Considérant, en premier lieu, que le refus du 22 juillet 2008 a été signé par M. Hermes, délégué régional pour la circonscription Alpes du CNRS qui a reçu délégation par décision du directeur général du CNRS du 1er février 2006, régulièrement publiée au bulletin officiel du CNRS du mois de mars 2006 en matière de gestion des personnels et notamment des décisions relatives au recrutement et à la gestion des personnels chercheurs (...) ; que cette délégation incluait les décisions de prolongation d'activité au-delà de l'âge légal de la retraite ; que, par suite, le moyen tiré de ce que la décision litigieuse aurait été prise par une autorité incompétente doit être écarté ;

Considérant, en second lieu, qu'il ressort des pièces du dossier et notamment de ce qui a été dit précédemment, que le directeur général du CNRS a procédé à l'examen particulier de la situation personnelle de M. A avant de lui opposer le refus de prolongation d'activité attaqué ;

Considérant qu'il résulte de l'ensemble de ce qui précède que le CNRS est fondé à soutenir que c'est à tort que, par le jugement attaqué, le Tribunal administratif de Grenoble a annulé la décision en date du 22 juillet 2008 du directeur général du CNRS refusant la prolongation d'activité présentée par M. A ; qu'il y a lieu d'annuler le jugement attaqué et de rejeter la demande de M. A présentée devant le tribunal administratif ;

Sur l'application des dispositions de l'article L. 761-1 du code de justice administrative :

Considérant qu'aux termes de l'article L. 761-1 du code de justice administrative : Dans toutes les instances, le juge condamne la partie tenue aux dépens ou, à défaut, la partie perdante, à payer à l'autre partie la somme qu'il détermine, au titre des frais exposés et non compris dans les dépens. Le juge tient compte de l'équité ou de la situation économique de la partie condamnée. Il peut, même d'office, pour des raisons tirées des mêmes considérations, dire qu'il n'y a pas lieu à cette condamnation ;

Considérant que les dispositions de l'article L. 761-1 du code de justice administrative font obstacle à ce que soit mise à la charge du CNRS, qui n'est pas la partie perdante dans la présente instance, la somme que M. A demande au titre des frais exposés par lui et non compris dans les dépens ;

DECIDE :

Article 1er : Le jugement n° 0803689 du 19 novembre 2010 du Tribunal administratif de Grenoble est annulé.

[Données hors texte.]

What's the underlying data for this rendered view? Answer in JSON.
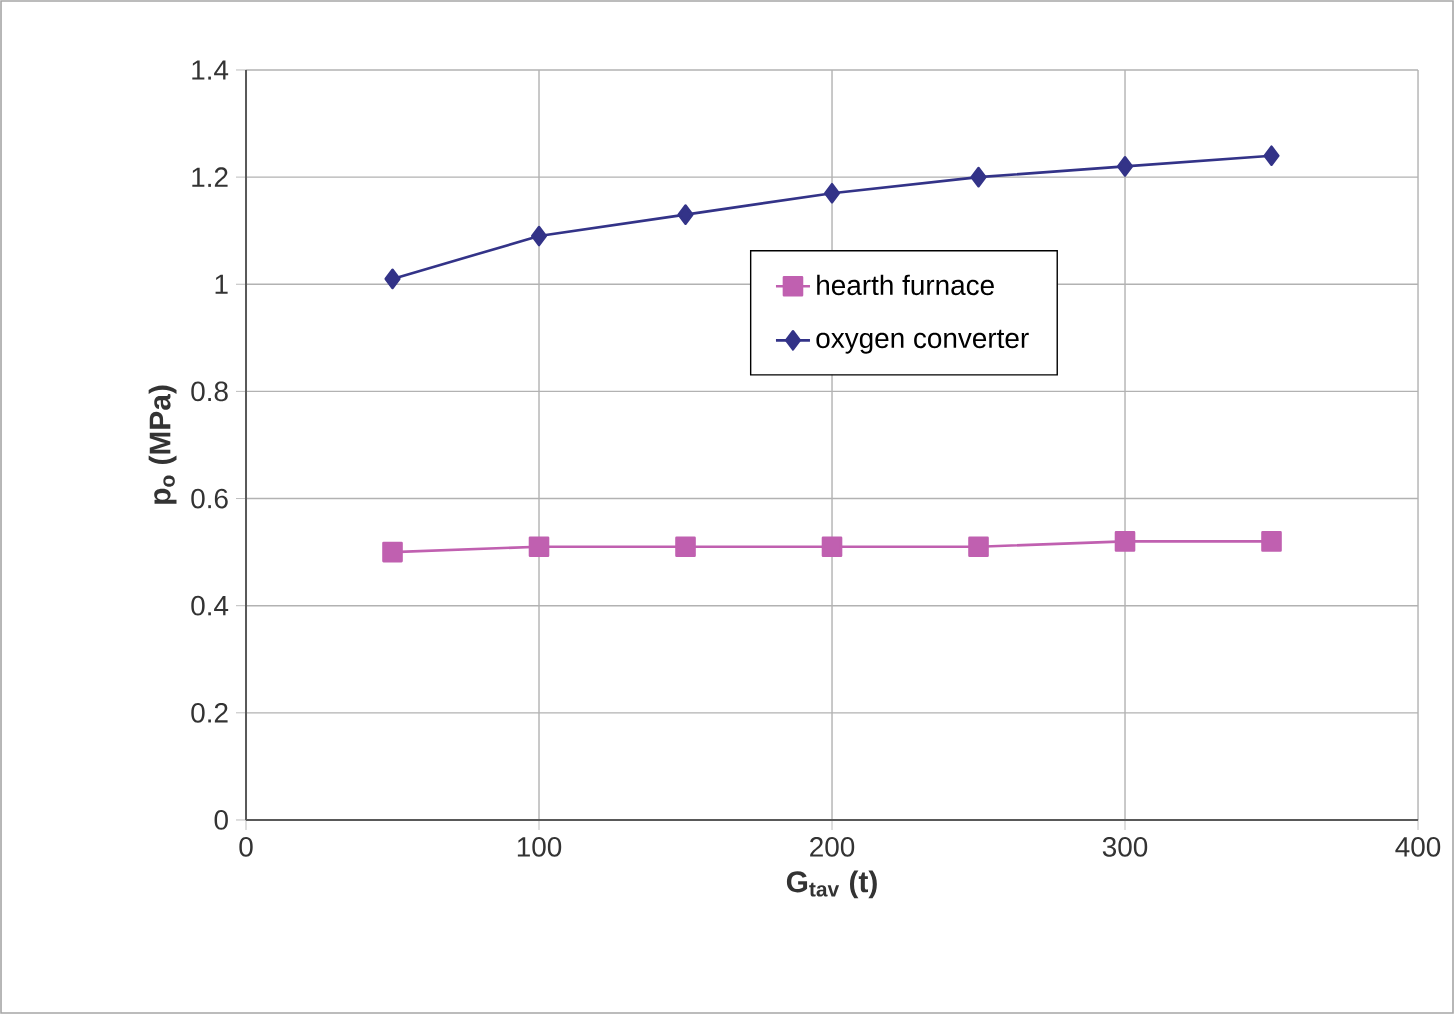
{
  "chart_data": {
    "type": "line",
    "xlabel": "G$_{tav}$ (t)",
    "ylabel": "p$_{o}$ (MPa)",
    "x": [
      50,
      100,
      150,
      200,
      250,
      300,
      350
    ],
    "series": [
      {
        "name": "hearth furnace",
        "color": "#c060b0",
        "marker": "square",
        "values": [
          0.5,
          0.51,
          0.51,
          0.51,
          0.51,
          0.52,
          0.52
        ]
      },
      {
        "name": "oxygen converter",
        "color": "#333388",
        "marker": "diamond",
        "values": [
          1.01,
          1.09,
          1.13,
          1.17,
          1.2,
          1.22,
          1.24
        ]
      }
    ],
    "xlim": [
      0,
      400
    ],
    "xticks": [
      0,
      100,
      200,
      300,
      400
    ],
    "ylim": [
      0,
      1.4
    ],
    "yticks": [
      0,
      0.2,
      0.4,
      0.6,
      0.8,
      1,
      1.2,
      1.4
    ],
    "grid": true,
    "legend": "right",
    "line_style": "solid"
  }
}
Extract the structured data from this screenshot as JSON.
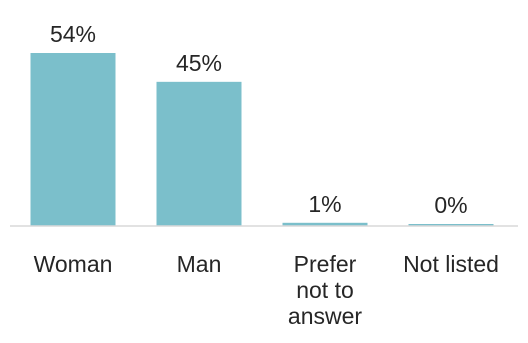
{
  "chart_data": {
    "type": "bar",
    "categories": [
      [
        "Woman"
      ],
      [
        "Man"
      ],
      [
        "Prefer",
        "not to",
        "answer"
      ],
      [
        "Not listed"
      ]
    ],
    "values": [
      54,
      45,
      1,
      0
    ],
    "value_labels": [
      "54%",
      "45%",
      "1%",
      "0%"
    ],
    "value_unit": "%",
    "ylim": [
      0,
      54
    ],
    "bar_color": "#7BBFCB",
    "axis_color": "#D9D9D9",
    "text_color": "#262626",
    "grid": false,
    "legend": "none"
  }
}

Article 2 : La demande présentée par M. A devant le Tribunal administratif de Grenoble et le surplus de ses conclusions d'appel sont rejetés.

Article 3 : Le présent arrêt sera notifié au CNRS et M. Jacques A.

Délibéré après l'audience du 15 novembre 2011 à laquelle siégeaient :

M. Fontanelle, président de chambre,

M. Reynoird, premier conseiller,

Mme Dèche, premier conseiller.

Lu en audience publique, le 6 décembre 2011.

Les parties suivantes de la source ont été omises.